← All papers
First page of Can Proof Assistants Verify Multi-Agent Systems?

Can Proof Assistants Verify Multi-Agent Systems?

Julian Alfredo Mendez, Timotheus Kampik

cs.PL Mar 10, 2025 · v1
The Soda language compiles to Lean so multi-agent systems can be formally verified in the Lean proof assistant.
This paper presents the Soda language for verifying multi-agent systems. Soda is a high-level functional and object-oriented language that supports the compilation of its code not only to Scala, a strongly statically typed high-level programming language, but also to Lean, a proof assistant and programming language. Given these capabilities, Soda can implement multi-agent systems, or parts thereof, that can then be integrated into a mainstream software ecosystem on the one hand and formally verified with state-of-the-art tools on the other hand. We provide a brief and informal introduction to Soda and the aforementioned interoperability capabilities, as well as a simple demonstration of how interaction protocols can be designed and verified with Soda. In the course of the demonstration, we highlight challenges with respect to real-world applicability.

Multi-agent systems are notoriously difficult to test due to their dynamic and distributed nature, and ensuring that agent autonomy does not lead to safety violations requires formal verification methods that can also integrate with mainstream software ecosystems.
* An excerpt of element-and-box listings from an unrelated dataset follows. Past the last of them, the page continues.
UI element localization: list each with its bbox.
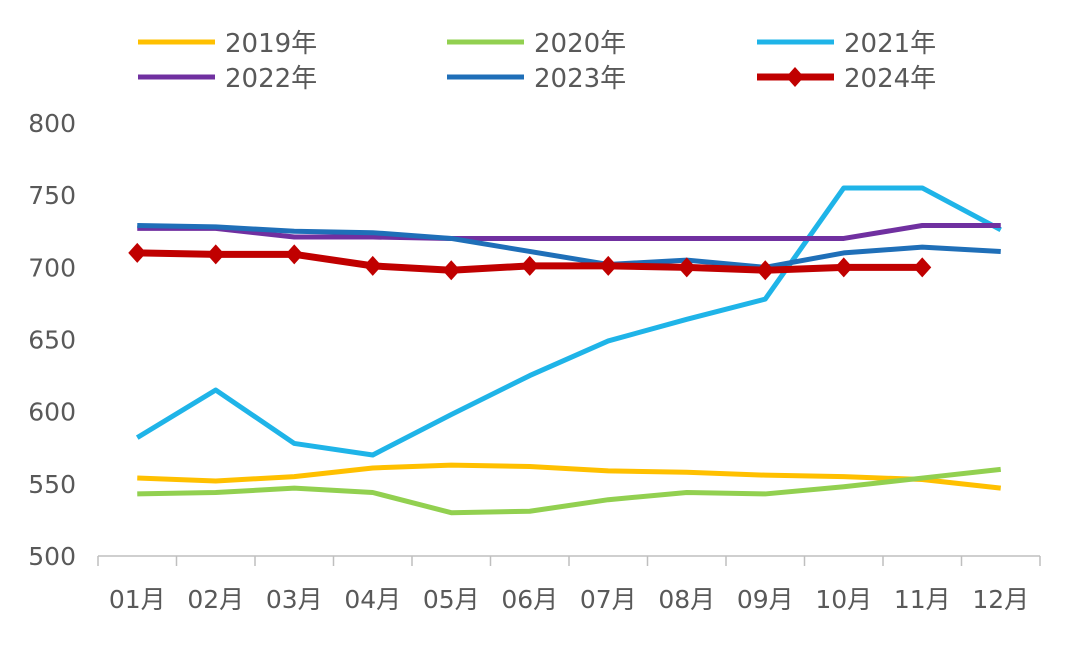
legend-item: 2024年 — [757, 64, 936, 94]
data-point-marker — [442, 260, 461, 281]
x-tick-label: 03月 — [266, 585, 323, 614]
series-line — [137, 222, 1001, 270]
data-point-marker — [677, 257, 696, 278]
legend-label: 2022年 — [225, 64, 317, 94]
legend-label: 2021年 — [844, 29, 936, 59]
legend-item: 2021年 — [757, 29, 936, 59]
series-line — [137, 462, 1002, 491]
y-tick-label: 650 — [28, 326, 76, 355]
series-2024年 — [128, 242, 932, 281]
x-tick-label: 08月 — [658, 585, 715, 614]
series-line — [137, 222, 1001, 241]
x-tick-label: 07月 — [580, 585, 637, 614]
y-tick-label: 750 — [28, 181, 76, 210]
legend-item: 2019年 — [138, 29, 317, 59]
data-point-marker — [756, 260, 775, 281]
y-tick-label: 600 — [28, 398, 76, 427]
x-tick-label: 10月 — [815, 585, 872, 614]
legend-label: 2024年 — [844, 64, 936, 94]
y-tick-label: 800 — [28, 109, 76, 138]
y-axis: 500 550 600 650 700 750 800 — [28, 109, 76, 571]
x-tick-label: 12月 — [972, 585, 1029, 614]
legend-label: 2023年 — [534, 64, 626, 94]
data-point-marker — [285, 244, 304, 265]
x-tick-label: 02月 — [187, 585, 244, 614]
x-axis: 01月 02月 03月 04月 05月 06月 07月 08月 09月 10月 11月 12月 — [97, 555, 1041, 614]
x-tick-label: 04月 — [344, 585, 401, 614]
series-line — [135, 185, 1002, 458]
legend-item: 2023年 — [447, 64, 626, 94]
series-group — [128, 185, 1002, 516]
data-point-marker — [520, 255, 539, 276]
series-2020年 — [137, 466, 1002, 516]
x-tick-label: 06月 — [501, 585, 558, 614]
series-line — [137, 466, 1002, 516]
x-tick-label: 01月 — [109, 585, 166, 614]
x-tick-label: 05月 — [423, 585, 480, 614]
data-point-marker — [834, 257, 853, 278]
legend: 2019年 2020年 2021年 2022年 2023年 2024年 — [138, 29, 936, 94]
y-tick-label: 500 — [28, 542, 76, 571]
legend-item: 2020年 — [447, 29, 626, 59]
x-tick-label: 11月 — [894, 585, 951, 614]
data-point-marker — [913, 257, 932, 278]
legend-item: 2022年 — [138, 64, 317, 94]
data-point-marker — [206, 244, 225, 265]
data-point-marker — [128, 242, 147, 263]
legend-label: 2020年 — [534, 29, 626, 59]
x-tick-label: 09月 — [737, 585, 794, 614]
y-tick-label: 700 — [28, 253, 76, 282]
data-point-marker — [363, 255, 382, 276]
series-2021年 — [135, 185, 1002, 458]
data-point-marker — [599, 255, 618, 276]
legend-marker — [786, 67, 804, 87]
y-tick-label: 550 — [28, 470, 76, 499]
legend-label: 2019年 — [225, 29, 317, 59]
The authors present Soda, a high-level functional and object-oriented language that compiles both to Scala (for mainstream software integration) and to Lean 4 (for formal verification). This dual-target design allows multi-agent systems implemented in Soda to be both deployed in production and formally verified. The paper demonstrates how interaction protocols can be designed and verified, highlighting challenges with respect to real-world applicability.

The demonstration shows that interaction protocols for multi-agent systems can be formally verified via Lean compilation. Performance benchmarks show the system scales from 59,578 transactions/second with 1 user to 3,574 transactions/second with 2,048 users and 131,072 transactions.